Он пошел дальше, его спутники последовали за ним. Шагов через сто Зуга остановился.
— Здесь! — удовлетворенно воскликнул он. — Вот вторая штольня — всего мы нашли четыре.
Отверстие второй штольни было забито обломками камней. Ральф снял куртку, прислонил винчестер к стволу ближайшего дерева и залез в неглубокую выемку.
— Я открою вход, — сказал он, согнувшись в узком засыпанном проходе.
Квадратное отверстие штольни вскрыли за полчаса — с помощью веток выковыривали булыжники из завала и вручную убирали их в сторону. Вход оказался таким узким, что пролезть в него смог бы разве что ребенок. Они встали на колени и заглянули внутрь: непроницаемая темнота не позволяла определить глубину шахты, оттуда несло сыростью, запахом плесени, вонью помета летучих мышей и гниющих останков.
Ральф и Зуга уставились в шахтный ствол, с жутким любопытством.
— Говорят, древние использовали на рудниках рабский труд детей и захваченных в плен бушменов, — пробормотал Зуга.
— Нужно выяснить, есть ли там золотая жила, — прошептал Ральф. — Но ни один взрослый… — Он осекся.
Помолчав, Зуга и Ральф с улыбкой обменялись понимающим взглядом и одновременно посмотрели на Яна Черута.
— Ни за что! — завопил коротышка-готтентот. — Никуда я не полезу! Ни за что! Только через мой труп!
Ральф нашел в седельной сумке огарок свечи, а Зуга тем временем связал вместе три веревки, которыми обычно стреножили лошадей. Ян Черут наблюдал за приготовлениями с видом осужденного, взирающего на постройку виселицы.
— Двадцать девять лет, с тех самых пор, как я появился на свет, ты не уставал расписывать мне свои храбрые подвиги, — напомнил Ральф, нежно обнимая готтентота и подводя его к входу в шахту.
— Ну, возможно, я немного преувеличивал, — сознался Ян Черут.
Зуга обвязал его веревкой под мышками и повесил ему на пояс седельную сумку.
— Ты, который сражался с дикарями и охотился на слонов и львов, ты боишься какой-то дырки в земле? — продолжал Ральф. — Чего там вообще бояться? Подумаешь, парочка змей, полная темнота и призраки мертвецов — а больше там и нет ничего!
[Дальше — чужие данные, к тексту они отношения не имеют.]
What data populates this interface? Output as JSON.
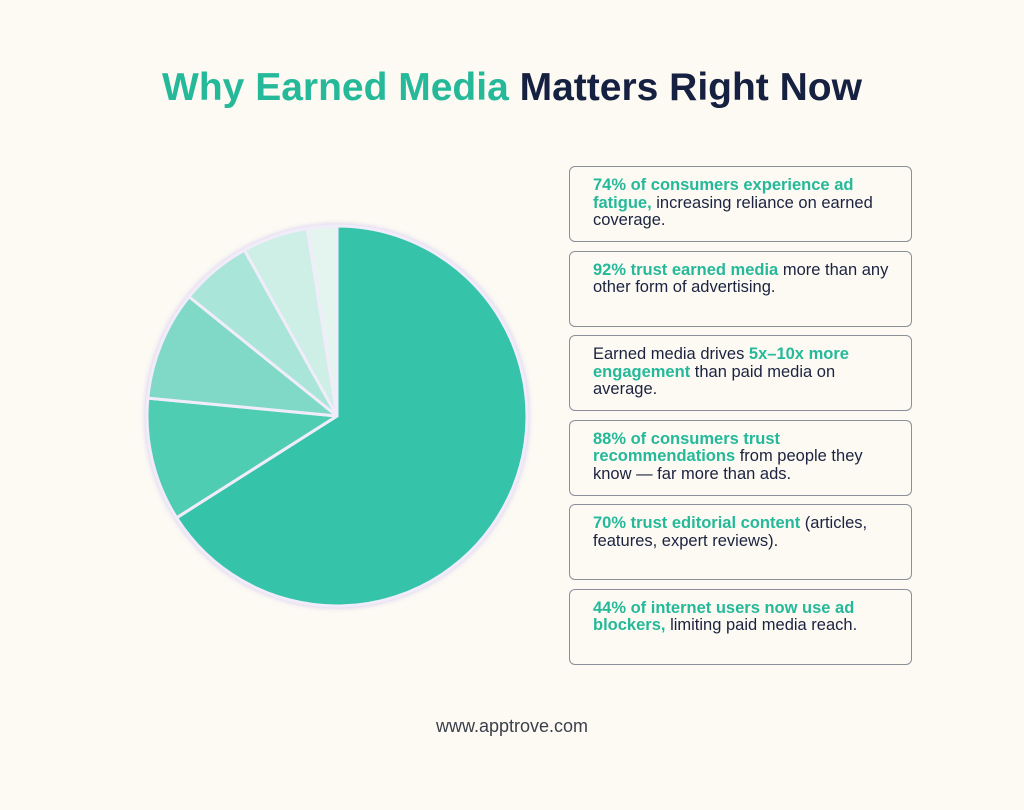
{
  "title_parts": [
    {
      "text": "Why Earned Media",
      "accent": true
    },
    {
      "text": "Matters Right Now",
      "accent": false
    }
  ],
  "chart_data": {
    "type": "pie",
    "values": [
      66,
      10.5,
      9.3,
      6.1,
      5.6,
      2.5
    ],
    "colors": [
      "#35c4aa",
      "#4fcdb3",
      "#80d9c6",
      "#a9e5d8",
      "#cdefe6",
      "#e4f5f0"
    ]
  },
  "cards": [
    [
      {
        "text": "74% of consumers experience ad fatigue,",
        "bold": true
      },
      {
        "text": "increasing reliance on earned coverage.",
        "bold": false
      }
    ],
    [
      {
        "text": "92% trust earned media",
        "bold": true
      },
      {
        "text": "more than any other form of advertising.",
        "bold": false
      }
    ],
    [
      {
        "text": "Earned media drives",
        "bold": false
      },
      {
        "text": "5x–10x more engagement",
        "bold": true
      },
      {
        "text": "than paid media on average.",
        "bold": false
      }
    ],
    [
      {
        "text": "88% of consumers trust recommendations",
        "bold": true
      },
      {
        "text": "from people they know — far more than ads.",
        "bold": false
      }
    ],
    [
      {
        "text": "70% trust editorial content",
        "bold": true
      },
      {
        "text": "(articles, features, expert reviews).",
        "bold": false
      }
    ],
    [
      {
        "text": "44% of internet users now use ad blockers,",
        "bold": true
      },
      {
        "text": "limiting paid media reach.",
        "bold": false
      }
    ]
  ],
  "footer": "www.apptrove.com"
}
— Может, я довольно сильно преувеличивал, — хрипло прошептал Ян Черут.
— Ян Черут, но ведь ты же не трус?
— Еще какой трус! — горячо заявил коротышка. — Я ужасный трус, и вниз мне никак нельзя!
Ральф легко поднял готтентота и опустил его в шахту — Ян Черут извивался на веревке, словно червяк на крючке. По мере того как веревка уходила вниз, протестующие крики постепенно становились все глуше.
Ральф отмерял длину отпущенной веревки, считая, что размах его рук равен шести футам. Он опустил Яна Черута на глубину шестидесяти футов, прежде чем натяжение веревки ослабло.